Soybean futures have rallied to trade 9 to 10 cents higher through the July contract, with deferreds posting lighter gains.
- Early pressure on soybeans stemmed from news a case of H7N9 bird flu was confirmed by Chinese health officials in the province of Guangdong. Traders are concerned this could slow feed demand if it is not an isolated incident.
- But early losses spurred a round of bargain buying. A weaker U.S. dollar index and strong risk appetite by traders to start the week is also encouraging to that end.
- Also, traders expect NOPA members to report soybean crushings of 161.3 million bu. in November, which would be a record high for the month.
- A 2-cent uptick in Gulf soybean basis for immediate delivery is also indicative of strong demand.
All wheat flavors are under pressure this morning, with SRW wheat down 5 to 6 cents, HRW wheat mostly 4 cents lower and HRS wheat mostly 3 cents lower.
- Wheat futures are seeing heavy technical-driven selling today as a number of contracts are posting new-contract lows today after sustaining major chart damage last week.
- News Russia raised its grain production forecast for 2013-14 by 5 MMT to 95 MMT adds to the negative tone. Of that figure, wheat is expected to total 55 MMT.
- Also, Coceral, a EU grain lobby, today raised its 2013 soft wheat production forecast for the European Union by 600,000 MT to 135.9 MMT.
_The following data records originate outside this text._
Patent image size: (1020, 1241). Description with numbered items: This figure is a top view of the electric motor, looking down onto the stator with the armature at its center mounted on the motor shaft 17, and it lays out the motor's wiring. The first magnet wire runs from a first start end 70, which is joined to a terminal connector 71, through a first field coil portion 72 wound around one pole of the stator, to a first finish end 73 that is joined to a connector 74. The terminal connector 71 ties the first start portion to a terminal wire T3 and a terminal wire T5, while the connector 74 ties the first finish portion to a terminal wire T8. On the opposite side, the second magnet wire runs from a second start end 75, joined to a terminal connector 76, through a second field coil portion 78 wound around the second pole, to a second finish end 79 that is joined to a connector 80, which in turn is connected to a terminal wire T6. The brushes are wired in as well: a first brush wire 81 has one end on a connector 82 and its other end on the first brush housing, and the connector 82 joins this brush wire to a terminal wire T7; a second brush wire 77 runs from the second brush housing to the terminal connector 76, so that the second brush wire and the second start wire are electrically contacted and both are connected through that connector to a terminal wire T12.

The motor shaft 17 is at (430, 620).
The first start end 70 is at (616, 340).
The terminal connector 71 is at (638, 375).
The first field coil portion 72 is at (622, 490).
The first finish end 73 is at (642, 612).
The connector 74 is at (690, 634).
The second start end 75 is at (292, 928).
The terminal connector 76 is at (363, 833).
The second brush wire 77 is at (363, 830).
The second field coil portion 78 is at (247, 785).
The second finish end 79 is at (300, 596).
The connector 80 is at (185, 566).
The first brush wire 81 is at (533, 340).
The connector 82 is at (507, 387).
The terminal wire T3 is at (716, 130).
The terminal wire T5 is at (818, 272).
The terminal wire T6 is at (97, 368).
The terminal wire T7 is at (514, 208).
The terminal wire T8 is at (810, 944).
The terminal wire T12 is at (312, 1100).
- The market remains concerned about high shipping costs slowing demand for U.S. wheat among exporters. Traders expect today's export inspections report to confirm tepid demand.
Live cattle futures are favoring a weaker tone in mixed trade; feeder cattle futures are steady to slightly lower.
- Live cattle futures are seeing some light followthrough sales after Friday's lower close, but some contracts have returned to positive territory.
- Traders are also working to bring futures in light with last week's cash cattle prices of mostly $131, which is down $1 from the week prior.
- Weakness in the product market Friday contributed to weaker cash prices. Choice cuts slipped $1.56 on the day and movement slowed to 134 loads.
- Traders will await showlist estimates and boxed beef action before forming cash assumptions this week.
- Weakness in the U.S. dollar index and strong gains in the stock market are limiting pressure.
Lean hog futures are slightly lower, with nearbys leading to the downside.
- The new front-month February contract holds a $5-plus premium to the cash hog index, opening the door for significant downside risk.
- Building hog supplies means the cash hog market is likely to continue lower over the near-term. Cash hog bids are mostly steady to lower today, though tighter supplies in the eastern Corn Belt have led to scattered higher bids in that region.
- The pork cutout value softened 88 cents Friday, but movement failed to impress at 330.93 loads.